TOPIC.05 D.I.Y. TINDER
身近な火口の作り方
身の回りにある燃えやすいものを巧みに使えば、自分の力で高性能な火口を作り出すことができる。着火剤としては火のつきやすい炭を用いたもの、ロウを用いたもの、油分を用いたものなどがあり、それに加えて火花の熱をキャッチしやすい綿毛をドッキングさせたものもある。最も定番の自作火口と言えば麻紐を解いたジュートだが、ここではもう一手間を加えた火口を紹介しよう。

チャーティッシュ
コットンを用いて伏せ焼きしたチャークロスも有名だが、より身近で簡単にできるチャーティッシュもお勧め。その名の通り、ベースとなるのはごく普通のティッシュ。軽量コンパクトな使える火口になる。

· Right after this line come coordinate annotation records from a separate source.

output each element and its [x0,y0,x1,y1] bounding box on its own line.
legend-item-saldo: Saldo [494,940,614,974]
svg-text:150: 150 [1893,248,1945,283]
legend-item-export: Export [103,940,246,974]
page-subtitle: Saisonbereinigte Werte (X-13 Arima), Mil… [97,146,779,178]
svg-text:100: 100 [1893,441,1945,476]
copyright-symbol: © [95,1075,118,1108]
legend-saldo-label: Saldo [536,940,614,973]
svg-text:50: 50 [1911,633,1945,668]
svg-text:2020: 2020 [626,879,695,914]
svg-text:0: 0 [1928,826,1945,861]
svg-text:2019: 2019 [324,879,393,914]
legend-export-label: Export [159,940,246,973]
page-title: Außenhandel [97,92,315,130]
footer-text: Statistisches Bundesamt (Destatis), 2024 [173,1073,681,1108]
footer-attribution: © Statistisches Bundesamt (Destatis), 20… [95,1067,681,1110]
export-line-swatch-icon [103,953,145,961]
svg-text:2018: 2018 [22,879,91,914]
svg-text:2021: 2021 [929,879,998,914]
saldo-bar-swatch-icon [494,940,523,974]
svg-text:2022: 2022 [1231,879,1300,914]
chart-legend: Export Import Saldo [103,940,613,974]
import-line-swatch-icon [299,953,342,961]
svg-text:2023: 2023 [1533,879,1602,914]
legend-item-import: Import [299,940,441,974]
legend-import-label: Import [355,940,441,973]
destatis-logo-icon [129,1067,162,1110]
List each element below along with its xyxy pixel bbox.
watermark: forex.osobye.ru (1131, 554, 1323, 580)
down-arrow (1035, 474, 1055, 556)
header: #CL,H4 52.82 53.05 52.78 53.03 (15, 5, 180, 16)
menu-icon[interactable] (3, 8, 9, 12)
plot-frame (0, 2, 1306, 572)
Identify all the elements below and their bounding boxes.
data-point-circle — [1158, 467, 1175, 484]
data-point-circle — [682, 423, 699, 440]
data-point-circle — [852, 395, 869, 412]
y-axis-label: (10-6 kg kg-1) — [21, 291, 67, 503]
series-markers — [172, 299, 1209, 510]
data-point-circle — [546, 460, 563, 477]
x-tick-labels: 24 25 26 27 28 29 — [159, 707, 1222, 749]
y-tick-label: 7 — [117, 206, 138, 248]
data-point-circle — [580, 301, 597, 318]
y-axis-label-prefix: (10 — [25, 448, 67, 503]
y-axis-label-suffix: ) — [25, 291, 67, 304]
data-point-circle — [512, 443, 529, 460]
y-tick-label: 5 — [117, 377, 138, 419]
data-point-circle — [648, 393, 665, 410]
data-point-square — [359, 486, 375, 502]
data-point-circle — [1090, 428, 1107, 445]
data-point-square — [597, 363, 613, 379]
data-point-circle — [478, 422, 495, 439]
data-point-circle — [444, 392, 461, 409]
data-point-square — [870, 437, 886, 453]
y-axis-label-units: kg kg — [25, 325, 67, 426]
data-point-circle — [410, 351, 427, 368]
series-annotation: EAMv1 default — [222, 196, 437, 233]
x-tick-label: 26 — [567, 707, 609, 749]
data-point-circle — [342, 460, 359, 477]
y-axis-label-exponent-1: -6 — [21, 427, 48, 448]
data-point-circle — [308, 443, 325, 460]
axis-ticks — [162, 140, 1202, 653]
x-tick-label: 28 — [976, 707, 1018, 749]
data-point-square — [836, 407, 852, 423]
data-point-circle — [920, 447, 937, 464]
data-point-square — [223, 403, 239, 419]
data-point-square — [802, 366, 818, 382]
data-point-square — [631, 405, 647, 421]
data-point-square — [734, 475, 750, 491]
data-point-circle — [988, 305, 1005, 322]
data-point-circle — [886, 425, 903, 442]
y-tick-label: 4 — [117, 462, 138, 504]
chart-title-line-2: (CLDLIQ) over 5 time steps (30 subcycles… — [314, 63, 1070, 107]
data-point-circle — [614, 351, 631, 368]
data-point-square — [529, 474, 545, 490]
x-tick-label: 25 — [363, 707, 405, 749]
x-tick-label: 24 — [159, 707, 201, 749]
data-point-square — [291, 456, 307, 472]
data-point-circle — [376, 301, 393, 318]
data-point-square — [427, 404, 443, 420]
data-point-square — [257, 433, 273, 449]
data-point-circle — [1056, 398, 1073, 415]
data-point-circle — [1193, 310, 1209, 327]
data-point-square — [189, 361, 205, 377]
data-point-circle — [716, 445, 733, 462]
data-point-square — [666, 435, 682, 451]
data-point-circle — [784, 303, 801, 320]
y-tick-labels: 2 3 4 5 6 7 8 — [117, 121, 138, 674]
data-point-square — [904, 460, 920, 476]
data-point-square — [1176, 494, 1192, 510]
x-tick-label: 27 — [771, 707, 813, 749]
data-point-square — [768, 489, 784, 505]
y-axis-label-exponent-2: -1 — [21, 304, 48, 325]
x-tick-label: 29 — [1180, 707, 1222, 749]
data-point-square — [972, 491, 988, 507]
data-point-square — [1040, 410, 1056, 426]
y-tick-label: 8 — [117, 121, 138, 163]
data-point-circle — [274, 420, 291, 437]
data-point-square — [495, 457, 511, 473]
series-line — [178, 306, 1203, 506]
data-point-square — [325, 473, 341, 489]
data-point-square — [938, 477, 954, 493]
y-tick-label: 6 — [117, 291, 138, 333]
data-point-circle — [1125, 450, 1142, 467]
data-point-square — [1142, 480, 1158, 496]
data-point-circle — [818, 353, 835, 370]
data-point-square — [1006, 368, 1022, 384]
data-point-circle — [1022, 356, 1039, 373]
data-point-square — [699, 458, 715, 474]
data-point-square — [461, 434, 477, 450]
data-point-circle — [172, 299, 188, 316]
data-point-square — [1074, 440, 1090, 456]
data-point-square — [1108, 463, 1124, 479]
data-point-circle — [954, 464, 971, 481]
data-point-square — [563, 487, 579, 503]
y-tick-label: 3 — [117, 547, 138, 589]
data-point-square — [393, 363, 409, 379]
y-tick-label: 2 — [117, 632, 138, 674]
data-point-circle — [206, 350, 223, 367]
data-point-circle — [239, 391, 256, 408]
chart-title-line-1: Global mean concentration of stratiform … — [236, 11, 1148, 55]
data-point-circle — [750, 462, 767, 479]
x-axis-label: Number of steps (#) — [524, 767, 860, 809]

まずはティッシュを折りたたんで人差し指大の大きさにしておく。続いて火で炙っても穴が空かないよう2つ折にして強度を出したアルミホイルで包み、最後にワンバーナーなどで伏せ焼きにする。ティッシュの可燃ガスが隙間から噴出して火がつき、それが消えたら完成だ。

ワセリンティンダー
優秀な焚き付け「ワセリン」を優秀な火口「コットンボール」に染み込ませた、超優秀な火口~焚き付け両用着火剤。使用する際はまずコットンボールの繊維をナイフなどで毛羽立たせておき、そこに火花を当てればすぐに着火する。



用意するのは消毒や化粧に用いるコットンボールとお馴染みのワセリン。まずは作りたい量に合わせて適量のワセリンをバーナーで熱し、サラサラな液体となるまで溶かしていく。続いてコットンボールを投入し、溶かしたワセリンを満遍なく染み込ませたら完成だ。